I wish we could somehow find the enthusiasm we once had for Easter and Christmas - the child-like enthusiasm. Instead, the typical Easter celebration just makes me want to cry. We did have a nice dinner, but just looking around the jammed tables not only was it odd to be at the 'adult' table in my family, but I also realized how not like that part of my family I am. It's funny how just an aunt away makes so much difference. Her kids have kids that are teenagers or older - and the girls are just so darn thin and cute. Hell one was even a hooter's girl. They all seemed so happy. It made me want to yack - and yes I fought back tears of self-loathing a few times during dinner.
No hard feelings to them at all, but again I've realized it's going to be a very long time before holidays are enjoyed. Happiness at the holidays to me means family, but this wasn't the type of family that does it... it's a family I can call my own, even if it doesn't involve children.
I know, I know... I keep waffling between wanting to find Mr. Forever and just seeing what is out there in this great big world. Maybe it's just the fear and the harsh awareness that there isn't much out there around Johnstown.

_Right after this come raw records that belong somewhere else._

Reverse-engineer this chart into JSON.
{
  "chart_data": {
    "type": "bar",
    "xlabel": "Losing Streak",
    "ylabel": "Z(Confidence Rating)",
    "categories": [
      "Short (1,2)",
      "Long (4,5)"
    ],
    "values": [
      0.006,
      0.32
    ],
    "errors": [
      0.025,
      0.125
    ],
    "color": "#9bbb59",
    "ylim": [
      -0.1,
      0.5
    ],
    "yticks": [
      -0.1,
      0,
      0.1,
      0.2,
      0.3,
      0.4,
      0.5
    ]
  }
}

These thoughts of course also allowed me to ponder further the behaviors of guys who are very nice and gentle by nature who feel the need to put on the face of someone else when they're out in the world. What makes someone who comes from a town with 'Upper' in the name claim they were trailor trash? Why does someone choose to be a smart ass goon in front of people when they're a softspoken gentle creature one-on-one? So do you know the person they are acting to be or the person? Do they have anything in common?